En cas de condamnation d’un époux au versement d’une prestation compensatoire, le taux majoré de l’intérêt légal ne court qu’à l’expiration d’un délai de deux mois à compter de la signification de la décision.
Cass. 2e civ., 12 janv. 2023, no 20-20063, M. [F] [R] c/ Mme [T] [W], F-B (cassation partielle CA Caen, 7 juill. 2020), M. Pireyre, prés. ; Me Ridoux, SARL Boré, Salve de Bruneton et Mégret, av.

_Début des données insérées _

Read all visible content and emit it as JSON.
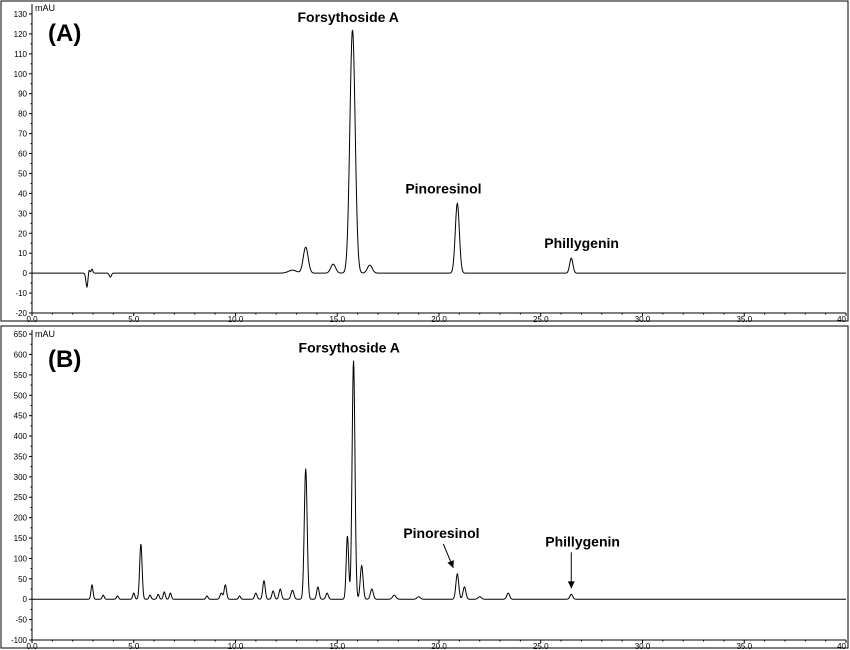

Par un arrêt du 23 septembre 2010, la cour d’appel de Caen avait condamné un époux à verser une prestation compensatoire sous la forme d’un capital de 40 000 €. Cet arrêt ne lui est signifié que plus de 7 ans plus tard, le 2 janvier 2018.

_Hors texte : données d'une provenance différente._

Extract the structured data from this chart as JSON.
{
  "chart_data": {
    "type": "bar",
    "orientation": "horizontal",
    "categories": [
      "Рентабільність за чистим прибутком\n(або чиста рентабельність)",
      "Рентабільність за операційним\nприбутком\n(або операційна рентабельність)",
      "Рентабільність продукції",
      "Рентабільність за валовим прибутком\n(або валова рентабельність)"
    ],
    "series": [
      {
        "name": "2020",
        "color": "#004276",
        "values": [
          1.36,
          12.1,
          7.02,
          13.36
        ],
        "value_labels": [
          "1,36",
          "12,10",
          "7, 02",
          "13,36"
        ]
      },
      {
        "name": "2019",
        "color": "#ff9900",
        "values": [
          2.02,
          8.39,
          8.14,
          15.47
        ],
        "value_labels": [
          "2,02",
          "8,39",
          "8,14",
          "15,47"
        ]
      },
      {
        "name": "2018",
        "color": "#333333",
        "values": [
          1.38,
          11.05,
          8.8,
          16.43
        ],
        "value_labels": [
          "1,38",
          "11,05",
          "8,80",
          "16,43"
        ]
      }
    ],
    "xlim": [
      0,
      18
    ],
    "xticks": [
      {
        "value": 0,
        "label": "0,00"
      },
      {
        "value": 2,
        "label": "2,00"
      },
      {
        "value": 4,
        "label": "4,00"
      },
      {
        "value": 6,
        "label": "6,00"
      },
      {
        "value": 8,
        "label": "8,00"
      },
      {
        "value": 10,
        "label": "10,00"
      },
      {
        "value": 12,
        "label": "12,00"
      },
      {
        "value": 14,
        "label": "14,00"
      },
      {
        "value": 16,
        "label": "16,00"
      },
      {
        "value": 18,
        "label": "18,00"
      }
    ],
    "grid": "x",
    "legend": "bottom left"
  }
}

Dans le cadre d’une procédure devant le juge de l’exécution, celui-ci est amené à trancher la question du montant de la créance due par l’ex-époux au titre de la prestation compensatoire, intérêts compris, et retient que le point de départ de la majoration du taux de l’intérêt légal est le 23 novembre 2012, dans la mesure où le prononcé du divorce est irrévocable depuis le 23 septembre 2012.
En appel, la cour d’appel de Caen conforte le premier juge et déboute l’ex-mari, qui contestait le point de départ des intérêts majorés en raison de la signification tardive de l’arrêt, intervenue le 2 janvier 2018.